The agreement has been politically sensitive in Europe because many officials and lawmakers see it as uneven. The EU is opening its market further to American industrial and agricultural products, while accepting that most European exports will still face a 15% tariff in the United States. Even so, supporters argued that locking in those terms is preferable to renewed tariff escalation between two of the world’s largest trading powers.
Karin Karlsbro, a Swedish liberal lawmaker who has closely followed the file, said after the vote that “this will not be the last debate on transatlantic trade, but we have laid the foundation for stability while Trump continues to create chaos.”
Uncertainty remains on the U.S. side. Reuters reported that the Trump administration plans to put in place broad 15% tariffs on EU goods under the Turnberry framework before July 24, after the U.S. Supreme Court struck down Trump’s earlier global tariffs. That leaves open a key question for European officials and exporters: whether Washington will carry out the agreement in full and on time.
The issue matters beyond manufacturing because Trump has again singled out French wine and Champagne in his tariff threats. According to Reuters, he said on Monday that he would impose a 100% tariff on French wine if Paris did not scrap its digital sales tax. CNN Wire reported that Trump told The New York Post he had asked President Emmanuel Macron not to tax American companies and that if France kept doing so, “I’ll have no choice but to put a 100% tariff on all champagnes and all wines coming out of France.”
CNN Wire said France’s 3% digital services tax mainly affects large U.S. technology companies including Amazon, Alphabet, Apple and Meta. It also noted that Trump has made similar threats since the tax was enacted in 2019 and had previously warned in January of a 200% levy on French wines and Champagne, though those earlier threats were not carried out.
For wine producers and importers, another tariff shock would carry immediate commercial risks. The United States is a crucial export market for French wine and Champagne, and a 100% duty could sharply raise shelf prices, squeeze margins across importers, distributors and restaurants, and shift demand toward bottles from other countries or domestic alternatives. Even without new duties taking effect, repeated threats can complicate pricing decisions and purchasing plans for beverage companies on both sides of the Atlantic.

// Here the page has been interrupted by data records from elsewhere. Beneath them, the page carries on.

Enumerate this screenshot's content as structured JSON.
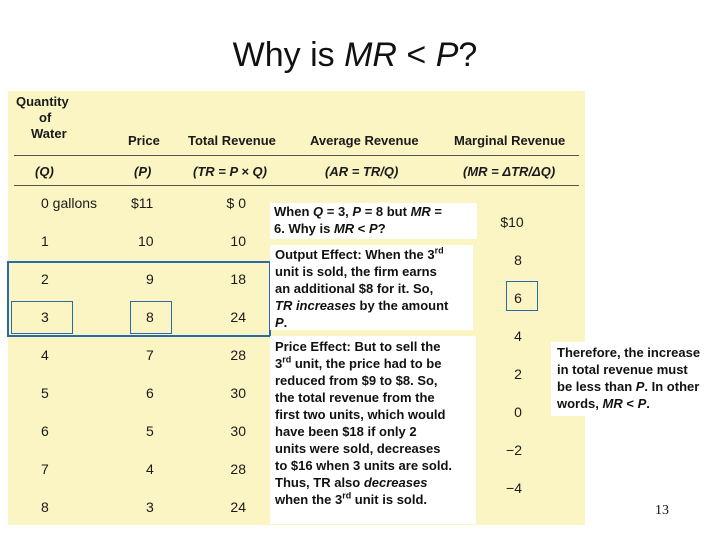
{
  "title": {
    "prefix": "Why is ",
    "mr": "MR",
    "lt": " < ",
    "p": "P",
    "q": "?"
  },
  "headers": {
    "qty": [
      "Quantity",
      "of",
      "Water"
    ],
    "price": "Price",
    "tr": "Total Revenue",
    "ar": "Average Revenue",
    "mr": "Marginal Revenue",
    "f_q": "(Q)",
    "f_p": "(P)",
    "f_tr": "(TR = P × Q)",
    "f_ar": "(AR = TR/Q)",
    "f_mr": "(MR = ΔTR/ΔQ)"
  },
  "rows": [
    {
      "q": "0 gallons",
      "p": "$11",
      "tr": "$ 0"
    },
    {
      "q": "1",
      "p": "10",
      "tr": "10"
    },
    {
      "q": "2",
      "p": "9",
      "tr": "18"
    },
    {
      "q": "3",
      "p": "8",
      "tr": "24"
    },
    {
      "q": "4",
      "p": "7",
      "tr": "28"
    },
    {
      "q": "5",
      "p": "6",
      "tr": "30"
    },
    {
      "q": "6",
      "p": "5",
      "tr": "30"
    },
    {
      "q": "7",
      "p": "4",
      "tr": "28"
    },
    {
      "q": "8",
      "p": "3",
      "tr": "24"
    }
  ],
  "mr_values": [
    "$10",
    "8",
    "6",
    "4",
    "2",
    "0",
    "−2",
    "−4"
  ],
  "notes": {
    "n1_a": "When ",
    "n1_q": "Q",
    "n1_b": " = 3, ",
    "n1_p": "P",
    "n1_c": " = 8 but ",
    "n1_mr": "MR",
    "n1_d": " =",
    "n1_e": "6. Why is ",
    "n1_mr2": "MR",
    "n1_f": " < ",
    "n1_p2": "P",
    "n1_g": "?",
    "n2_a": "Output Effect: When the 3",
    "n2_sup": "rd",
    "n2_b": "unit is sold, the firm earns",
    "n2_c": "an additional  $8 for it. So,",
    "n2_tr": "TR increases",
    "n2_d": " by the amount",
    "n2_p": "P",
    "n2_e": ".",
    "n3_a": "Price Effect: But to sell the",
    "n3_b": "3",
    "n3_sup": "rd",
    "n3_c": " unit, the price had to be",
    "n3_d": "reduced from $9 to $8. So,",
    "n3_e": "the total revenue from the",
    "n3_f": "first two units, which would",
    "n3_g": "have been $18 if only 2",
    "n3_h": "units were sold, decreases",
    "n3_i": "to $16 when 3 units are sold.",
    "n3_j": "Thus, TR also ",
    "n3_dec": "decreases",
    "n3_k": "when the 3",
    "n3_sup2": "rd",
    "n3_l": " unit is sold.",
    "n4_a": "Therefore, the increase",
    "n4_b": "in total revenue must",
    "n4_c": "be less than ",
    "n4_p": "P",
    "n4_d": ". In other",
    "n4_e": "words, ",
    "n4_mr": "MR",
    "n4_f": " < ",
    "n4_p2": "P",
    "n4_g": "."
  },
  "page_number": "13"
}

CNN Wire said Trump has recently returned his focus to tariffs after other international crises had pushed trade lower on his public agenda. The White House denied any connection between developments in the Middle East and Trump’s latest warning toward France. Kush Desai, a White House spokesman, told CNN that there had been “no change in posture” and that the president was responding to an issue on which he had already made his position clear.
The broader economic backdrop remains unsettled. CNN Wire reported that inflation in the United States was running at 2.4% annually before fighting involving Israel, Iran and U.S. interests intensified, then rose to 4.2% last month, with energy accounting for 60% of the increase. Core inflation, which excludes food and energy, was lower at 0.2% month over month and 2.9% annually in May. The same report said employers added an average of 188,000 jobs a month over the past three months after hiring had been held back by earlier tariff uncertainty.
Those figures do not directly determine whether Turnberry holds, but they show why trade policy remains politically charged in Washington as well as Brussels. For now, Europe has taken its formal step. The next test is whether the United States follows through with its own commitments while avoiding fresh tariff threats against sectors such as wine that sit outside the main industrial bargain but remain exposed to sudden retaliation.